Archive for May 25th, 2010

Back to Cook – for a moment

Tuesday, May 25th, 2010

If you have been wondering where we have been, its not because we have forgotten Cook.  We are part of the U.S. IOOS response to the Gulf of Mexico oil spill.  Check out the website

http://rucool.marine.rutgers.edu/deepwater/

If you click on the DeepWater Blog, you will immediately recognize the format, the google earth images, the glider coordination and the bloggers names from the flights of RU17, RU27, Drake, Cook, the Middle Atlantic Bight and Antarctic Observatories.  It is truly amazing to see the collaboration in the oceanographic community's response.   With so many people willing to help, the need for a collaborative website to keep responders informed was identified.  The tools we developed for undergraduate education are now being used for that task.  It is a wonderful example of education feeding back to society.

So back to Cook, even if just for the moment before heading back to the Gulf.  Tod and Amelia both alerted me to the need for a new waypoint.  Good thing we have multiple eyes watching.  The waypoint will generally move to the east about every week or two this summer, but there will be refinements as we balance the desire to maintain the transect with the realities of flying a glider.

The first image below shows the altimeter data from Colorado.  As usual, the geostrophic surface currents (black arrows) calculated from the observed sea surface height (color fill) are in good agreement with the glider depth averaged currents.  This is always amazing to consider, that the average current over 1200 m depth is so well correlated with the surface current observed via a satellite.  The question we wanted to answer over the past week was the direction of the current along the 62.5 W meridian. Is that current flowing south as it is in the altimeter data, or southeast as it is in the HyCOM model.  Here we see pretty good agreement between Cook and the altimetry for the southward flowing jet.  Also according to the altimeter, Cook is entering a long stretch about 3 degrees of longitude wide of opposing currents.  Flying into a head current will be a good test for Cook, if the head current is really there.   The questions are what is the flow between the two clockwise rotating eddies circled in blue and magenta.  These are highs (reds) in the sea surface height contours.
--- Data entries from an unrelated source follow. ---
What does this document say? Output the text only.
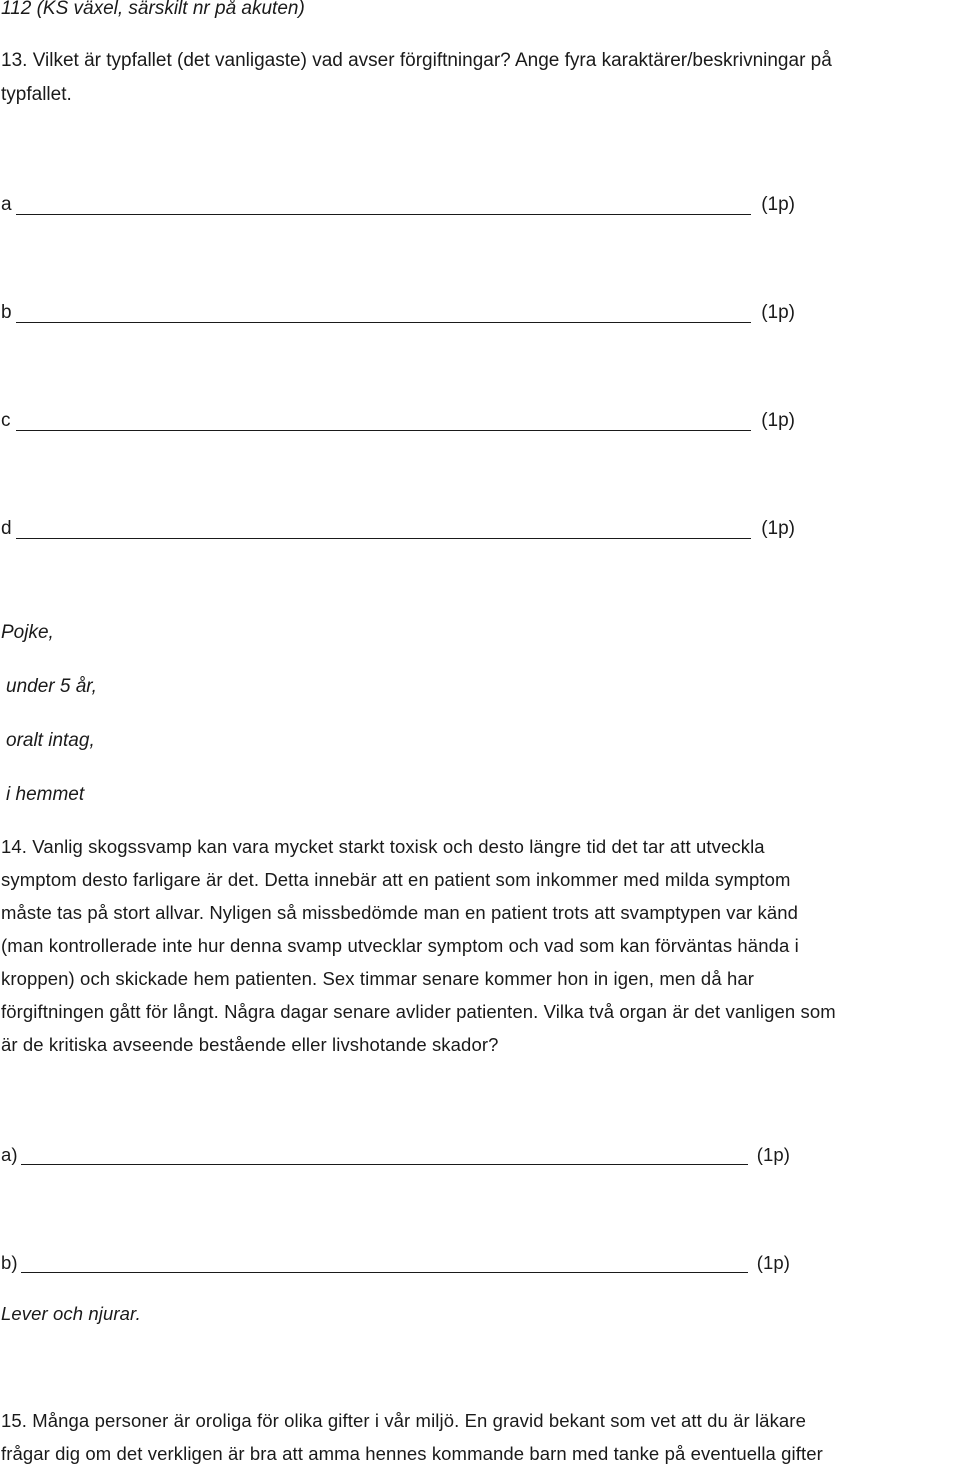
112 (KS växel, särskilt nr på akuten)
13. Vilket är typfallet (det vanligaste) vad avser förgiftningar? Ange fyra karaktärer/beskrivningar på
typfallet.
a	(1p)
b	(1p)
c	(1p)
d	(1p)
Pojke,
under 5 år,
oralt intag,
i hemmet
14. Vanlig skogssvamp kan vara mycket starkt toxisk och desto längre tid det tar att utveckla
symptom desto farligare är det. Detta innebär att en patient som inkommer med milda symptom
måste tas på stort allvar. Nyligen så missbedömde man en patient trots att svamptypen var känd
(man kontrollerade inte hur denna svamp utvecklar symptom och vad som kan förväntas hända i
kroppen) och skickade hem patienten. Sex timmar senare kommer hon in igen, men då har
förgiftningen gått för långt. Några dagar senare avlider patienten. Vilka två organ är det vanligen som
är de kritiska avseende bestående eller livshotande skador?
a)	(1p)
b)	(1p)
Lever och njurar.
15. Många personer är oroliga för olika gifter i vår miljö. En gravid bekant som vet att du är läkare
frågar dig om det verkligen är bra att amma hennes kommande barn med tanke på eventuella gifter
Below we show the same glider track, currents, and blue & magenta ovals overlaid on the HyCOM forecast of currents (vectors) and sea surface height (color fill). The northern clockwise eddy outlined in blue is very close in both the HyCOM and the altimetry data. The Southern clockwise eddy outlined in magenta is very different.  Now the area in between the 2 eddies has a northward flowing current, a very different result than the headcurrent suggested by the altimetry.  All the more reason to fly into this region along the 26.5 N line. The thing that worries me is that if you look along 62.5 W, that jet that Cook crossed is flowing to the southwest in the model and to the south in the altimetry.  Cook's southward flowing currents in this region indicate that the southward flowing currents in the altimetry are likely more correct.  That means we are more likely to be flying into a head current.  But that is what we want to do.  These are deep glider profiles, so they should be exactly what the Navy needs for assimilation into HyCOM.  I hope we cn pass the data through to them.  We'll set the next waypoint for Cook right along 26.5 N and just on the other side of this region of uncertainty.  This is exactly what gliders do best, and why we want to augment the drifter array with gliders.  You can't tell a drifter where to go.  But a glider can be flown directly into the unknown, directly into the region of highest uncertainty.

To round out the guidance, here is the overlay of the HyCOM currents on the satellite Sea Surface temperature.  Some features do line up, the the guidance here is patchy.  The surface waters are likely warming with the coming of summer, masking the deep signals below.  This is when we hope for storms.  Some of the best satellite infrared images are found in the wake of a storm after the winds have mixed away the surface warming.